Built into those steps is a lounge step, a flat surface that sits just above the deeper water. It is the detail that changes how the pool is used and read. Instead of a narrow technical edge, there is a surface for resting that keeps the composition open. The lounge step lies directly under the line of the step system, so the entry zone remains broad and uncluttered. From every angle, the waterline stays clear and the stair mass stays low.
A hidden cover beneath the stair
The automatic cover is tucked away under the staircase, which keeps the top of the pool free of visible hardware. That hidden placement matters in a project like this, because the geometry depends on uninterrupted lines. With the cover out of sight, the rectangular pool in the garden keeps its plain profile. The basin reads as one continuous volume, while the technical element stays folded into the architecture of the steps.
This approach also keeps the deck side visually calm. The paving can run right up to the pool without a bulky cover box breaking the edge. In the images, that gives the whole installation a more measured look: broad slabs, a straight waterline, and a stair volume that does double duty as access and concealment. The result is a pool that keeps its surface clean even when the practical elements are present.
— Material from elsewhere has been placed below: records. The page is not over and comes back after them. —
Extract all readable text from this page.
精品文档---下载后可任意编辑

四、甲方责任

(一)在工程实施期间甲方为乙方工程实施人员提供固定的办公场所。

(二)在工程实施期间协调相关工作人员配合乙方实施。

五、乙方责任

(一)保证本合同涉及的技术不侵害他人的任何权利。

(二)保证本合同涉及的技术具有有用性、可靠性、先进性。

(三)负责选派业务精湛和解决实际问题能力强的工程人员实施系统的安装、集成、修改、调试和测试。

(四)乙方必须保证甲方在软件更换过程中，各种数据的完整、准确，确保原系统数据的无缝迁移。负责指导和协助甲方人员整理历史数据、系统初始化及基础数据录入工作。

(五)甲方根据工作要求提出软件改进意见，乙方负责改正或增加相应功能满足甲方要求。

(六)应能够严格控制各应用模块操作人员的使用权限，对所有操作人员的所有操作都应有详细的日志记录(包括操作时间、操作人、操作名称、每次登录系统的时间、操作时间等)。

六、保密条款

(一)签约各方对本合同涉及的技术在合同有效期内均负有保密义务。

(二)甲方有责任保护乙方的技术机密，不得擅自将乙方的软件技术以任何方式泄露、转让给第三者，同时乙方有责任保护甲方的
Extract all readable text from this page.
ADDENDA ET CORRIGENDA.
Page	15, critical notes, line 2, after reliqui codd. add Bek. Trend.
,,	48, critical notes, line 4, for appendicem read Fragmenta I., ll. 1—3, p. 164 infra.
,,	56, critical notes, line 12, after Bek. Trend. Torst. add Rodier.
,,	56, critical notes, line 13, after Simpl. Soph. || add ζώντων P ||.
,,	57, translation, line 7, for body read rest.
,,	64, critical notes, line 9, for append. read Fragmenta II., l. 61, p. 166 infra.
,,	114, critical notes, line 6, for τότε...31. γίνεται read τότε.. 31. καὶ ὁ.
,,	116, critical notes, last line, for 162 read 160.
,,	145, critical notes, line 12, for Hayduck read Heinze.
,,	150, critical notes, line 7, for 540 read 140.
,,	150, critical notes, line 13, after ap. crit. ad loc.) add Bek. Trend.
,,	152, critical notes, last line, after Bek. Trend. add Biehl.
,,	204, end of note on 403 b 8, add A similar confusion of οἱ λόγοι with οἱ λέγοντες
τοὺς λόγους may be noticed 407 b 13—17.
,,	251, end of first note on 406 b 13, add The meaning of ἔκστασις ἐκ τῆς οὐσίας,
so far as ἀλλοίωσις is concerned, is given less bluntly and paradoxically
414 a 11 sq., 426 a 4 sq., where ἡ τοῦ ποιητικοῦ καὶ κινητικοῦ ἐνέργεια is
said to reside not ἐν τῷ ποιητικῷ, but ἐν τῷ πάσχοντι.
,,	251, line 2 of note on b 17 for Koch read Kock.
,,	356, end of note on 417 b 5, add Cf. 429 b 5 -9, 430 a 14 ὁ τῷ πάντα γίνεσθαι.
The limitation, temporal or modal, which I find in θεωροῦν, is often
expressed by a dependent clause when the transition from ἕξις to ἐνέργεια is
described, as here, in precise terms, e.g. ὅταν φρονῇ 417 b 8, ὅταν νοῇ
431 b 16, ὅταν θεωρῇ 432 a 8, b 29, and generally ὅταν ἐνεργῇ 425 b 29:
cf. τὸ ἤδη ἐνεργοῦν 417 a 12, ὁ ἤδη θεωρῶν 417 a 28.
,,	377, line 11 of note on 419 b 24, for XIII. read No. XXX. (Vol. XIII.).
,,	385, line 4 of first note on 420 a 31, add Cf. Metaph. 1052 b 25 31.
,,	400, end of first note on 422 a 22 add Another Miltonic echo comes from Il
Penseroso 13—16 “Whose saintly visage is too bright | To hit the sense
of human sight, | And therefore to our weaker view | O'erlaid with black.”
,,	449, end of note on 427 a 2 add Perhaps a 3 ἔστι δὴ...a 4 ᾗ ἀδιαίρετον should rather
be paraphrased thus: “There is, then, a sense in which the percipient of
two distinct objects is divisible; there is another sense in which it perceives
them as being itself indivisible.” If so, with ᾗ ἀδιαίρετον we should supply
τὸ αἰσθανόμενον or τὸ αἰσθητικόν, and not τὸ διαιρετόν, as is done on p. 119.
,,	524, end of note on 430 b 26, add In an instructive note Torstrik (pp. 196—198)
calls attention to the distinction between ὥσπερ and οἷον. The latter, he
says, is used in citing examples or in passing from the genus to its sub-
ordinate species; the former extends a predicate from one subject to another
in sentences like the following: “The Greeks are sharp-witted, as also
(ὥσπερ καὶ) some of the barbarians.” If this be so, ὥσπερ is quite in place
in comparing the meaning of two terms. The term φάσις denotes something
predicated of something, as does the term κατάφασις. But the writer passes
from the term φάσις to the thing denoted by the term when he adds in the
The garden frame around the water
The setting is as controlled as the pool itself. Wide grey paving surrounds the basin, and beyond it the garden shifts into lawn and planted borders. The view from the terrace stretches long and level, with the pool acting as the central line through the space. A house with a white exterior and thatched roof appears in the background, but the composition stays focused on the basin and its immediate edge.
What makes the modern backyard pool persuasive is the way the hard and soft parts meet. The slabs sit close to the water; the grass starts just beyond the paved margin; the planting fills the outer edge without crowding it. That measured spacing keeps the scene open. The pool is not treated as a separate object but as part of a larger outdoor room shaped by surface, reflection and straight runs of material.
Views that keep the length in sight
Several viewpoints in the project underline the same idea: length matters here. From one side, the rectangular pool in the garden appears almost like a drawn line set into the paving. From another, the broad stair and lounge step give the end zone a heavier presence, while the main body of water remains open and uninterrupted. The angles never fight the form; they keep returning to the same clean perimeter and the same restrained white shell.
Light-blue water reflects the sky in a soft way, which gives the surface movement without changing the structure of the scene. In the closer images, the slab joints around the pool become more visible, and those joints extend the geometry into the terrace. That is where the minimalist pool design shows itself most clearly: not through decoration, but through alignment, spacing and the refusal to clutter the edges.
From one project to a wider pool range
The source text also places this project within a broader range of pool types and accessories, from smaller pools and plunge pools to infinity pools, with covers, in-ground pools with jetstream or swim machine, and pools with pumps mentioned as part of the production line. In this context, the rectangle here stands out for how plainly it is composed. It does not try to borrow features from another type; it stays with its own length, width and stepped end.
That clarity gives the project its strength. The rectangular pool in the garden uses a white finish, a full-width stair, a lounge step and a hidden automatic cover to shape a composition that is easy to read from the terrace and from the garden path. For a portfolio page, that is enough: the image set shows the line of the water, the slab edge, the planting and the house in the background, all arranged around a pool that keeps its form in view.